Rebbi — Rabbi Yehudah HaNasi — taught that "nefesh (the vital soul) for nefesh" — "a life for a life" — means monetary compensation, not literal execution. The Torah is requiring the payment of a life's monetary value, not the taking of the striker's life.
But perhaps "nefesh" should be understood literally — an actual life for a life? Rebbi rejected this through a gezeirah shavah, a verbal analogy. The word "imposed" (yashith) appears in this verse, and the same root (yushath) appears in (Exodus 21:30), which deals explicitly with monetary ransom. Just as "imposed" in the ransom context clearly means monetary payment, "imposed" here also means monetary payment.
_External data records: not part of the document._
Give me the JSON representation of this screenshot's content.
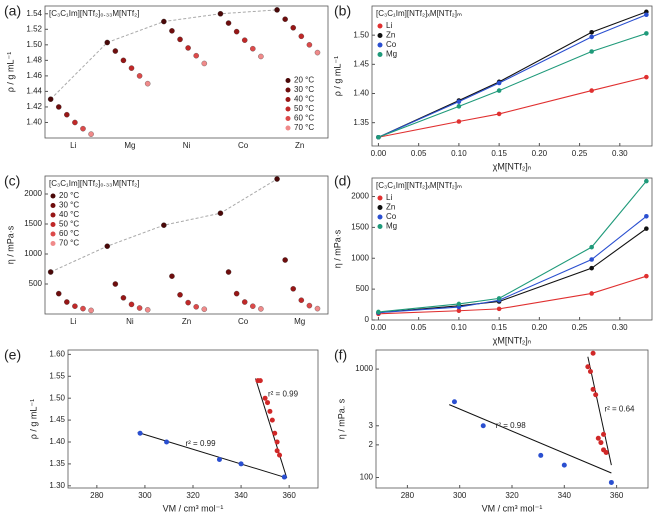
{
  "chart_data": [
    {
      "type": "dot",
      "panel": "(a)",
      "annotation": "[C₃C₁Im][NTf₂]₀.₃₃M[NTf₂]",
      "ylabel": "ρ / g mL⁻¹",
      "legend": "lower right",
      "categories": [
        "Li",
        "Mg",
        "Ni",
        "Co",
        "Zn"
      ],
      "ylim": [
        1.38,
        1.55
      ],
      "yticks": [
        {
          "value": 1.4,
          "label": "1.40"
        },
        1.42,
        1.44,
        1.46,
        1.48,
        {
          "value": 1.5,
          "label": "1.50"
        },
        1.52,
        1.54
      ],
      "series": [
        {
          "name": "20 °C",
          "color": "#4a0808",
          "values": [
            1.43,
            1.503,
            1.53,
            1.54,
            1.545
          ]
        },
        {
          "name": "30 °C",
          "color": "#6e0d0d",
          "values": [
            1.42,
            1.492,
            1.518,
            1.528,
            1.533
          ]
        },
        {
          "name": "40 °C",
          "color": "#971616",
          "values": [
            1.41,
            1.48,
            1.507,
            1.517,
            1.522
          ]
        },
        {
          "name": "50 °C",
          "color": "#c02828",
          "values": [
            1.4,
            1.47,
            1.496,
            1.506,
            1.511
          ]
        },
        {
          "name": "60 °C",
          "color": "#dc4a4a",
          "values": [
            1.392,
            1.46,
            1.486,
            1.495,
            1.5
          ]
        },
        {
          "name": "70 °C",
          "color": "#f08a8a",
          "values": [
            1.385,
            1.45,
            1.476,
            1.485,
            1.49
          ]
        }
      ]
    },
    {
      "type": "line",
      "panel": "(b)",
      "annotation": "[C₃C₁Im][NTf₂]ₓM[NTf₂]ₘ",
      "ylabel": "ρ / g mL⁻¹",
      "xlabel": "χM[NTf₂]ₙ",
      "legend": "upper left",
      "x": [
        0,
        0.1,
        0.15,
        0.265,
        0.333
      ],
      "xlim": [
        -0.008,
        0.34
      ],
      "xticks": [
        {
          "value": 0,
          "label": "0.00"
        },
        0.05,
        {
          "value": 0.1,
          "label": "0.10"
        },
        0.15,
        {
          "value": 0.2,
          "label": "0.20"
        },
        0.25,
        {
          "value": 0.3,
          "label": "0.30"
        }
      ],
      "ylim": [
        1.31,
        1.55
      ],
      "yticks": [
        1.35,
        {
          "value": 1.4,
          "label": "1.40"
        },
        1.45,
        {
          "value": 1.5,
          "label": "1.50"
        }
      ],
      "series": [
        {
          "name": "Li",
          "color": "#e03030",
          "values": [
            1.325,
            1.352,
            1.365,
            1.405,
            1.428
          ]
        },
        {
          "name": "Zn",
          "color": "#111111",
          "values": [
            1.325,
            1.388,
            1.42,
            1.505,
            1.54
          ]
        },
        {
          "name": "Co",
          "color": "#2a4fd0",
          "values": [
            1.325,
            1.386,
            1.418,
            1.497,
            1.535
          ]
        },
        {
          "name": "Mg",
          "color": "#1f9a7a",
          "values": [
            1.325,
            1.378,
            1.405,
            1.472,
            1.503
          ]
        }
      ]
    },
    {
      "type": "dot",
      "panel": "(c)",
      "annotation": "[C₃C₁Im][NTf₂]₀.₃₃M[NTf₂]",
      "ylabel": "η / mPa·s",
      "legend": "upper left",
      "categories": [
        "Li",
        "Ni",
        "Zn",
        "Co",
        "Mg"
      ],
      "ylim": [
        0,
        2300
      ],
      "yticks": [
        500,
        1000,
        1500,
        2000
      ],
      "series": [
        {
          "name": "20 °C",
          "color": "#4a0808",
          "values": [
            700,
            1130,
            1480,
            1680,
            2250
          ]
        },
        {
          "name": "30 °C",
          "color": "#6e0d0d",
          "values": [
            340,
            500,
            630,
            700,
            900
          ]
        },
        {
          "name": "40 °C",
          "color": "#971616",
          "values": [
            200,
            270,
            320,
            340,
            420
          ]
        },
        {
          "name": "50 °C",
          "color": "#c02828",
          "values": [
            130,
            160,
            190,
            200,
            230
          ]
        },
        {
          "name": "60 °C",
          "color": "#dc4a4a",
          "values": [
            90,
            100,
            120,
            130,
            140
          ]
        },
        {
          "name": "70 °C",
          "color": "#f08a8a",
          "values": [
            60,
            70,
            80,
            85,
            90
          ]
        }
      ]
    },
    {
      "type": "line",
      "panel": "(d)",
      "annotation": "[C₃C₁Im][NTf₂]ₓM[NTf₂]ₘ",
      "ylabel": "η / mPa·s",
      "xlabel": "χM[NTf₂]ₙ",
      "legend": "upper left",
      "x": [
        0,
        0.1,
        0.15,
        0.265,
        0.333
      ],
      "xlim": [
        -0.008,
        0.34
      ],
      "xticks": [
        {
          "value": 0,
          "label": "0.00"
        },
        0.05,
        {
          "value": 0.1,
          "label": "0.10"
        },
        0.15,
        {
          "value": 0.2,
          "label": "0.20"
        },
        0.25,
        {
          "value": 0.3,
          "label": "0.30"
        }
      ],
      "ylim": [
        0,
        2300
      ],
      "yticks": [
        0,
        500,
        1000,
        1500,
        2000
      ],
      "series": [
        {
          "name": "Li",
          "color": "#e03030",
          "values": [
            100,
            150,
            180,
            430,
            710
          ]
        },
        {
          "name": "Zn",
          "color": "#111111",
          "values": [
            120,
            230,
            300,
            840,
            1480
          ]
        },
        {
          "name": "Co",
          "color": "#2a4fd0",
          "values": [
            120,
            210,
            320,
            980,
            1680
          ]
        },
        {
          "name": "Mg",
          "color": "#1f9a7a",
          "values": [
            130,
            260,
            350,
            1180,
            2250
          ]
        }
      ]
    },
    {
      "type": "scatter",
      "panel": "(e)",
      "ylabel": "ρ / g mL⁻¹",
      "xlabel": "VM / cm³ mol⁻¹",
      "xlim": [
        268,
        372
      ],
      "xticks": [
        280,
        300,
        320,
        340,
        360
      ],
      "ylim": [
        1.295,
        1.61
      ],
      "yticks": [
        {
          "value": 1.3,
          "label": "1.30"
        },
        1.35,
        {
          "value": 1.4,
          "label": "1.40"
        },
        1.45,
        {
          "value": 1.5,
          "label": "1.50"
        },
        1.55,
        {
          "value": 1.6,
          "label": "1.60"
        }
      ],
      "annotations": [
        "r² = 0.99",
        "r² = 0.99"
      ],
      "fits": [
        {
          "x": [
            297,
            359
          ],
          "values": [
            1.422,
            1.318
          ]
        },
        {
          "x": [
            346,
            359
          ],
          "values": [
            1.545,
            1.318
          ]
        }
      ],
      "series": [
        {
          "color": "#2a4fd0",
          "x": [
            298,
            309,
            331,
            340,
            358
          ],
          "values": [
            1.42,
            1.4,
            1.36,
            1.35,
            1.32
          ]
        },
        {
          "color": "#d02828",
          "x": [
            347,
            348,
            350,
            351,
            352,
            353,
            354,
            355,
            355,
            356
          ],
          "values": [
            1.54,
            1.54,
            1.5,
            1.49,
            1.47,
            1.45,
            1.42,
            1.4,
            1.38,
            1.37
          ]
        }
      ]
    },
    {
      "type": "scatter",
      "panel": "(f)",
      "ylabel": "η / mPa. s",
      "xlabel": "VM / cm³ mol⁻¹",
      "log": true,
      "xlim": [
        268,
        372
      ],
      "xticks": [
        280,
        300,
        320,
        340,
        360
      ],
      "ylim": [
        80,
        1500
      ],
      "yticks": [
        100,
        {
          "value": 200,
          "label": "2"
        },
        {
          "value": 300,
          "label": "3"
        },
        1000
      ],
      "annotations": [
        "r² = 0.98",
        "r² = 0.64"
      ],
      "fits": [
        {
          "x": [
            296,
            358
          ],
          "values": [
            470,
            110
          ]
        },
        {
          "x": [
            349,
            358
          ],
          "values": [
            1300,
            130
          ]
        }
      ],
      "series": [
        {
          "color": "#2a4fd0",
          "x": [
            298,
            309,
            331,
            340,
            358
          ],
          "values": [
            500,
            300,
            160,
            130,
            90
          ]
        },
        {
          "color": "#d02828",
          "x": [
            349,
            350,
            351,
            351,
            352,
            353,
            354,
            355,
            355,
            356
          ],
          "values": [
            1050,
            950,
            1400,
            650,
            580,
            230,
            210,
            250,
            180,
            170
          ]
        }
      ]
    }
  ]
}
This interpretation has dramatic implications. The famous principle of "a life for a life" — which sounds like an endorsement of capital punishment or at least strict retaliatory justice — is read by Rebbi as a financial obligation. You do not pay with your own life. You pay with money equivalent to the value of the life lost.
This aligns with the broader rabbinic understanding of "eye for an eye" as monetary compensation rather than literal bodily retaliation. The Torah's language of equivalence — eye for eye, life for life — establishes the measure of what is owed, not the method of payment. The currency is always money. The victim's family receives financial redress. The principle is proportional justice, not symmetrical violence.